- Born: April 11, 1969 (age 56)
- Occupation: Chef

= Yoshihiro Narisawa =

Japanese chef

Yoshihiro Narisawa (成澤 由浩, Narisawa Yoshihiro) is a Japanese chef and owner of the two-Michelin star restaurant Narisawa in Minato, Tokyo, Japan.

==Career==
Narisawa was born in Aichi prefecture in 1969 to a baker and western sweets maker. He travelled to Europe at the age of 19, and trained in France, Switzerland, and Italy, before returning to Japan in 1996.

In 1996, Narisawa opened a restaurant in Odawara, Kanagawa. In 2003, Narisawa moved to Tokyo and opened the restaurant "Les Créations de Narisawa" in Aoyama, renaming it Narisawa in 2011. Restaurant Narisawa was ranked #20 on The World's 50 Best Restaurants list in 2009, and has consistently ranked in the top 30 since. Its current ranking in 2017 is #18. He has built his fame on promoting organic and natural ingredients as a part of Japanese cuisine, saying, “Most of the vegetables and fruit in Japan contain pesticides.
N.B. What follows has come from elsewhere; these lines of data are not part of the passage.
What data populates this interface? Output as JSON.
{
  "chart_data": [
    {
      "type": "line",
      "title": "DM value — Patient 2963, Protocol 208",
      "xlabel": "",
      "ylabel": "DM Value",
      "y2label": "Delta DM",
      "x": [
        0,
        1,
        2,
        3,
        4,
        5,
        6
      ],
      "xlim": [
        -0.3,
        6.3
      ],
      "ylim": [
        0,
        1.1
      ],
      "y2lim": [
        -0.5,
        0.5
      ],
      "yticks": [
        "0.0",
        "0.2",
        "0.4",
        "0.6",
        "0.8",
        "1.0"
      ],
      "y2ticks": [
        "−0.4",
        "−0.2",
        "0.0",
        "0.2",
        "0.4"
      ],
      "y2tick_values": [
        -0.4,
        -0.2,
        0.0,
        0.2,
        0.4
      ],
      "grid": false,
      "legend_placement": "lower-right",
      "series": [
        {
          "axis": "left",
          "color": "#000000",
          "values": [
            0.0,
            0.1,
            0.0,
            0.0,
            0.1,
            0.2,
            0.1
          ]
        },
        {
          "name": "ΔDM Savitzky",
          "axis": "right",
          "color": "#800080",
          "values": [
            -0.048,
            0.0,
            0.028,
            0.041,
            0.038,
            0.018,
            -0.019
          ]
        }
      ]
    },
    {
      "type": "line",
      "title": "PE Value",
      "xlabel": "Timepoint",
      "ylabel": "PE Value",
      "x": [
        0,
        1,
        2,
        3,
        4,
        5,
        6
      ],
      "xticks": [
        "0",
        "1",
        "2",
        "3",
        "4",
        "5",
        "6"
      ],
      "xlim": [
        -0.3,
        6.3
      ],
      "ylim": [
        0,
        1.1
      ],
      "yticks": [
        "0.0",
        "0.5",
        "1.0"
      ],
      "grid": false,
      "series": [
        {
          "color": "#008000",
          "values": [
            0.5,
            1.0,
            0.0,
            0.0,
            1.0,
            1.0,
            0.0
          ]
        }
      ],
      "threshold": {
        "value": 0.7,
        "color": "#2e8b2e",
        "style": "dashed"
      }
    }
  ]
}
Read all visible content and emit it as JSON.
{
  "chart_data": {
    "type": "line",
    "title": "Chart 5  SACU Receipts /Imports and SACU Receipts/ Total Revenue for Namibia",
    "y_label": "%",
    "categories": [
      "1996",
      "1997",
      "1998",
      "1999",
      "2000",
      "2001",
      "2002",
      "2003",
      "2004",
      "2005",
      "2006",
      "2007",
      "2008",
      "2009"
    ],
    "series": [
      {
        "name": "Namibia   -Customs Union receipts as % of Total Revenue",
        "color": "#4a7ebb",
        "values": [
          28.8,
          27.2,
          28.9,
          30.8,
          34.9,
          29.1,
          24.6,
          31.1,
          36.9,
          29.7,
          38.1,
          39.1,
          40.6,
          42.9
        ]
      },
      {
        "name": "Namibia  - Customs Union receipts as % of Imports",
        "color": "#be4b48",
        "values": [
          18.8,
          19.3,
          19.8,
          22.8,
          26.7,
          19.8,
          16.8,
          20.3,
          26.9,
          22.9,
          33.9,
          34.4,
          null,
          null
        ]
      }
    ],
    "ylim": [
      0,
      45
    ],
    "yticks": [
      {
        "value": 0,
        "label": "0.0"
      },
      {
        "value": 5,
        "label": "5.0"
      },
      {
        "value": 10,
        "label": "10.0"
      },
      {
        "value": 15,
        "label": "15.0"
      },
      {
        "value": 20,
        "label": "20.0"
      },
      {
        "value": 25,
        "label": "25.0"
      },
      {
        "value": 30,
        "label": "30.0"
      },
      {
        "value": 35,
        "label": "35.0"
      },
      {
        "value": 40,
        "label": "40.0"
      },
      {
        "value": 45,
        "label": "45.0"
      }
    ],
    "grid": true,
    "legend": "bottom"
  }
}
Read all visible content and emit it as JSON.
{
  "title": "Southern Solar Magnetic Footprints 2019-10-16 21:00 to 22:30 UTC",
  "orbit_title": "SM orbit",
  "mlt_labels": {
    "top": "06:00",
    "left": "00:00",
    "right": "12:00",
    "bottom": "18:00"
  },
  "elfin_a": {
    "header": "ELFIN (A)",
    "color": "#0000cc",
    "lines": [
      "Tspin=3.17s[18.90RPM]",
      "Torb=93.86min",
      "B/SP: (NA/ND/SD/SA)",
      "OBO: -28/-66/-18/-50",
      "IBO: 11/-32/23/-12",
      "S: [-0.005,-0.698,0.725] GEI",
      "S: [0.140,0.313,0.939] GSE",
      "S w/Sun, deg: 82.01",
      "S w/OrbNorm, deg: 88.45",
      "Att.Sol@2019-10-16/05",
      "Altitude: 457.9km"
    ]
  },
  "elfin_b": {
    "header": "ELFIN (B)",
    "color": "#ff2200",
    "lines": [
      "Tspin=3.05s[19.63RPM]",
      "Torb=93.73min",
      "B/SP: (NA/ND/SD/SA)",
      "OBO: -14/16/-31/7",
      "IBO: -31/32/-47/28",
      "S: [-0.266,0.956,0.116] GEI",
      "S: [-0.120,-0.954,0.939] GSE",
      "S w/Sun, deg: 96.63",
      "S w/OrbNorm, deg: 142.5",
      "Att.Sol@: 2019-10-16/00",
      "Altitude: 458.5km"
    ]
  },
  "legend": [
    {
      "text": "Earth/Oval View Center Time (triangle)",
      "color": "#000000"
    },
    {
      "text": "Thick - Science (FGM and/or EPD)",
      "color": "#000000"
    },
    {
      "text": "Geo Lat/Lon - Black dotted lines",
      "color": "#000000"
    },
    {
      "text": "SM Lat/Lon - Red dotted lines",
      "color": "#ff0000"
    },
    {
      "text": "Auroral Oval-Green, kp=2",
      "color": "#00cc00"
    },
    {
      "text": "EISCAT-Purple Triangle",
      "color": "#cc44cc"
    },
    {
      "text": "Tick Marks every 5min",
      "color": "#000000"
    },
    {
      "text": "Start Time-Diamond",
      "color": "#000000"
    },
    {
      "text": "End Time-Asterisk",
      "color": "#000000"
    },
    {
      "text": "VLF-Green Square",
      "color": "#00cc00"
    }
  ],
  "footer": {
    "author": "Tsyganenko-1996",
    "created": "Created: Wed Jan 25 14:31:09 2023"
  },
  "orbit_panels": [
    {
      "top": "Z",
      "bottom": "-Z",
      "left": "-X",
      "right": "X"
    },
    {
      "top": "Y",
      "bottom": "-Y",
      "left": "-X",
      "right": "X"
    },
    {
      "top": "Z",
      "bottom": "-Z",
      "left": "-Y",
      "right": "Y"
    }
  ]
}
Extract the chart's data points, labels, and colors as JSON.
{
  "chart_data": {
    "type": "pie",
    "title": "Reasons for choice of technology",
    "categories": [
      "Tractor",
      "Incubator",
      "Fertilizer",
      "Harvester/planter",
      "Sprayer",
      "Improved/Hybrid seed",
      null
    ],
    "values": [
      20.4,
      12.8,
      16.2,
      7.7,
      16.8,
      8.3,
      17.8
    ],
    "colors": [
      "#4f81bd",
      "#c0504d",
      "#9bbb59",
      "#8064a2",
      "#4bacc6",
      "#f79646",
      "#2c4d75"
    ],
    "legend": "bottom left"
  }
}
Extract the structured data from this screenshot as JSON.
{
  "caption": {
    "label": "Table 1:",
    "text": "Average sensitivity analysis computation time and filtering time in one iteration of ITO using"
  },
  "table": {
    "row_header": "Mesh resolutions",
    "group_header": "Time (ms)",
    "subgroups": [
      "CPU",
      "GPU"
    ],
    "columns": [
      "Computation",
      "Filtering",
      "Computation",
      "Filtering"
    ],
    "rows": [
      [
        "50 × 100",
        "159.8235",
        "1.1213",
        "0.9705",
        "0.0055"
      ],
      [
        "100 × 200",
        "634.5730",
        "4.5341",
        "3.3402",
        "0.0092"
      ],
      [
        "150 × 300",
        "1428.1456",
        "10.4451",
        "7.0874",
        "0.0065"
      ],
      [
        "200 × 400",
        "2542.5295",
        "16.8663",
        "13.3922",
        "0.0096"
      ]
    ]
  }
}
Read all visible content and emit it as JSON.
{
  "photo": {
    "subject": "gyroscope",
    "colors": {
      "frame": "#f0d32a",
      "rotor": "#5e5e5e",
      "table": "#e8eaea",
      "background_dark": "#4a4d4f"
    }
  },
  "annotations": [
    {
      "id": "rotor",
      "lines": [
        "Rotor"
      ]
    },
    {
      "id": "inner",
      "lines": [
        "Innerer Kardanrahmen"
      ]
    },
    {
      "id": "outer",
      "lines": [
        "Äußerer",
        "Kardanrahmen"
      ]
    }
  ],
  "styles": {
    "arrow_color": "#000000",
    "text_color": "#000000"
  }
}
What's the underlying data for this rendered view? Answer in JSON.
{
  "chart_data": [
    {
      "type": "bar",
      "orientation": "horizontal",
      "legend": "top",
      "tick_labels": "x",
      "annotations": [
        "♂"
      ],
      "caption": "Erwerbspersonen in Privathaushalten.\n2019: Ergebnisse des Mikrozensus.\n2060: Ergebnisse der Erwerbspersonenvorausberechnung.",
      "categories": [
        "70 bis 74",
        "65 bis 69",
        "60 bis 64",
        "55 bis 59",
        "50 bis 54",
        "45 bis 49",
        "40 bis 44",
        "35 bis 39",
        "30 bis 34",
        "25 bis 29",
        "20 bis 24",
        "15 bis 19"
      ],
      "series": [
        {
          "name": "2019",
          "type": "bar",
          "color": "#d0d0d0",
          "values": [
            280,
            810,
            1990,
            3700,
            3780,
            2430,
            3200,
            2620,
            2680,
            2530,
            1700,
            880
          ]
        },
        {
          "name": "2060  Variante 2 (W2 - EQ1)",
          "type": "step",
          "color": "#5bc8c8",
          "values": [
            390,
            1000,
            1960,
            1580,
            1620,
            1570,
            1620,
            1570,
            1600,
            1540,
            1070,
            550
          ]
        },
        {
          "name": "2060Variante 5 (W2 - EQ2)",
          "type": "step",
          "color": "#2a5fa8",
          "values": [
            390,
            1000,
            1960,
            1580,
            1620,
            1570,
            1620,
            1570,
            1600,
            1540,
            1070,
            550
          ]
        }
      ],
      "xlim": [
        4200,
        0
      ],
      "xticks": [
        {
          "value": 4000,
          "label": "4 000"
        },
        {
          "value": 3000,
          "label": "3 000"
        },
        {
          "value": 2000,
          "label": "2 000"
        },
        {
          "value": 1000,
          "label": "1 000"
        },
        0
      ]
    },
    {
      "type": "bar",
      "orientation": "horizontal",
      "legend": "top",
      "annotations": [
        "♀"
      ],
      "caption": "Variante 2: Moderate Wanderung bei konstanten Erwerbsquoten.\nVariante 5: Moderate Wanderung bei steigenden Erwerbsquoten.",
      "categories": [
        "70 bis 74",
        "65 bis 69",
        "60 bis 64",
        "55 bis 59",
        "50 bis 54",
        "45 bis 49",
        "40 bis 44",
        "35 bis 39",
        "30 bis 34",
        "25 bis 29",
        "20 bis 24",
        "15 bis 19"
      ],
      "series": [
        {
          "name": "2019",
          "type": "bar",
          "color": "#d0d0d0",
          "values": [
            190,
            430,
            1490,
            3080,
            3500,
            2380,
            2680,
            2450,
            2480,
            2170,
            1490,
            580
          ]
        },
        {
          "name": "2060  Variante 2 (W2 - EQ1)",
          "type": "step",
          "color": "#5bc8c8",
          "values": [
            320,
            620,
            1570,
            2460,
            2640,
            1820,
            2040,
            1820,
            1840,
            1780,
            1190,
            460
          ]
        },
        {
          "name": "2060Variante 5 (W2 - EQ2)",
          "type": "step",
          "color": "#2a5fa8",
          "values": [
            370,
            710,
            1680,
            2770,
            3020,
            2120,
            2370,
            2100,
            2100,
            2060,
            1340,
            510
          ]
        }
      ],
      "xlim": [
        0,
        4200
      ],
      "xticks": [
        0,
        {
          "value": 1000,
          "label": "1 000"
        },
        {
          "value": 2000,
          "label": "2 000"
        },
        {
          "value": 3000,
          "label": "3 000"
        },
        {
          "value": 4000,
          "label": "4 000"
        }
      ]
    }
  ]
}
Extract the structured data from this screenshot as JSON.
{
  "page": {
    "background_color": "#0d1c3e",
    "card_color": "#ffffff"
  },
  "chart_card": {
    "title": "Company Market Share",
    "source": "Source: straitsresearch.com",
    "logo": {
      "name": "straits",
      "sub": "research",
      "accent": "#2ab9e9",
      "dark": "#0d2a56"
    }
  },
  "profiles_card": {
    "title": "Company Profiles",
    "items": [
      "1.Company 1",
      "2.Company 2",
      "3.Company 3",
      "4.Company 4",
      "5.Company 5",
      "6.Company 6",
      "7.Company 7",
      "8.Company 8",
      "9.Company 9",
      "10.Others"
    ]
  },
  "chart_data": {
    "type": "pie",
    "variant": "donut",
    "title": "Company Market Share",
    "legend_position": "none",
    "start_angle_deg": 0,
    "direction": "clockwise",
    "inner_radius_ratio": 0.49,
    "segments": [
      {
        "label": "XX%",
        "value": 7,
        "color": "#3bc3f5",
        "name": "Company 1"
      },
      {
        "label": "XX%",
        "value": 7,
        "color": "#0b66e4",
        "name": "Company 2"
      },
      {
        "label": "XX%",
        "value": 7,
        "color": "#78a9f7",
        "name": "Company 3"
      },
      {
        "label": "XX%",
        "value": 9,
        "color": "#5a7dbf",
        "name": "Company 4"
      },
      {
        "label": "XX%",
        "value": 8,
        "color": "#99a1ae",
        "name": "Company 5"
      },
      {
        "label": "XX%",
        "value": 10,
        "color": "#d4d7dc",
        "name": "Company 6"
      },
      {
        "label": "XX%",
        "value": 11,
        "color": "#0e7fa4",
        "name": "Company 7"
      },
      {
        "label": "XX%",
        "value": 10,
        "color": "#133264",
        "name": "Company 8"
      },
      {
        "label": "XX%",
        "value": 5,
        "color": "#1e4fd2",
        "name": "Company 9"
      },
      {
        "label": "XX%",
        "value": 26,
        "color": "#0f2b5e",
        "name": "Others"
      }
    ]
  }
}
It’s the role of the chef to support (organic) producers.” Accordingly, Restaurant Narisawa received the inaugural Sustainable Restaurant Award from Restaurant Magazine, after an audit by the Sustainable Restaurant Association.

In 2018, Narisawa appeared as a guest judge on the "Japan" episode of The Final Table, season 1.